All right we’re gonna flip this one over.
Rob Morasco heads product development at food service company Sodexo.
Normally when you cook a burger on a griddle, you’ll see a whole lot of juice come out of it and flow around it, but this one as you can see not a lot of that happening,because the juice is staying in,because the mushrooms are pulling all that juice back in from the meat.
These patties are three-quarters beef, one-quarter mushroom,but not just juicier they’re also lower in calories, fat and salt than a regular burger.
But Marasco says what really matters is the taste.
When you bite into it, it’s kind of like a flavor explosion.They don’t taste mushrooms either .
The mushrooms happen to add another benefit.

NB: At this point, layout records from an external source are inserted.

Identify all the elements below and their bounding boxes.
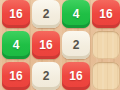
tile-4[interactable]: 4 <box>2 31 30 59</box>
tile-16[interactable]: 16 <box>92 0 120 28</box>
tile-16[interactable]: 16 <box>2 0 30 28</box>
tile-16[interactable]: 16 <box>2 62 30 90</box>
tile-2[interactable]: 2 <box>32 0 60 28</box>
empty-cell <box>92 31 120 59</box>
empty-cell <box>92 62 120 90</box>
game-board[interactable]: 162416416216216 <box>0 0 120 90</box>
tile-2[interactable]: 2 <box>62 31 90 59</box>
tile-4[interactable]: 4 <box>62 0 90 28</box>
tile-16[interactable]: 16 <box>62 62 90 90</box>
tile-16[interactable]: 16 <box>32 31 60 59</box>
tile-2[interactable]: 2 <box>32 62 60 90</box>
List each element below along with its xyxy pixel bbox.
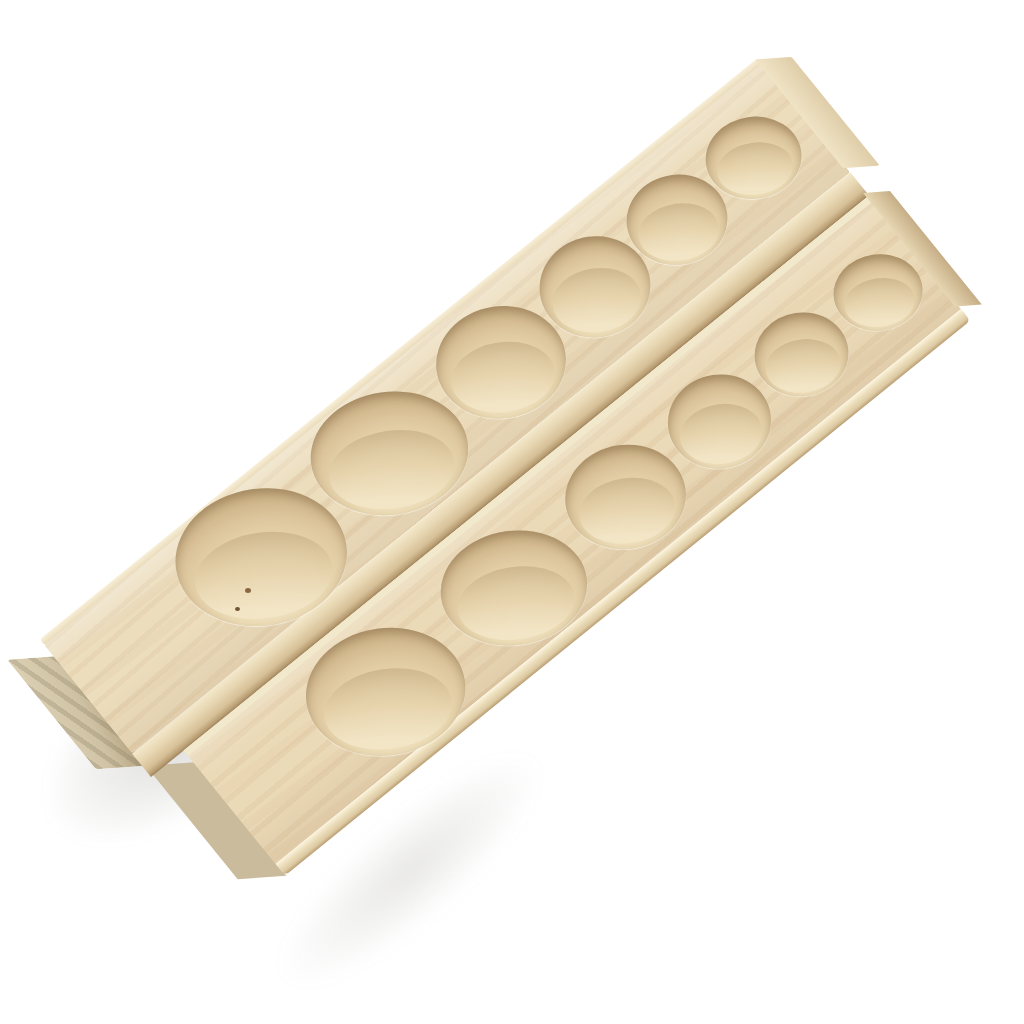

They also make the burger more planet-friendly,says Richard Waite at the World Resources Institute.
Beef is the most resource intensive food that we commonly eat. It accounts for about half of the land use and greenhouse gas emissions associated with the American diets.
Americans eat 10 billion burgers each year.
If all of them were blended with mushrooms,the greenhouse gas savings would be like taking 2 million cars off the road.
While burgers made from plants are becoming more popular,blended burgers can appeal to carnivores.
This is potentially a dish that could have broad mainstream appeal and also pretty big environmental benefits.So it’s interesting to see food service companies and restaurants starting to pick this up.
About 400 school cafeterias, universities and hospitals are preparing more than just burgers with Sodexo’s blended beef Morasco says.
With onion,chili,meatballs,meatloaf,all those different things you can make with that product, just like you would make with regular ground beef.
Sonic Drive-in is the first major fast-food chain to sell blended burgers.
A two-month trial is underway to find out whether customers think this lower impact burger is as good as its fans do.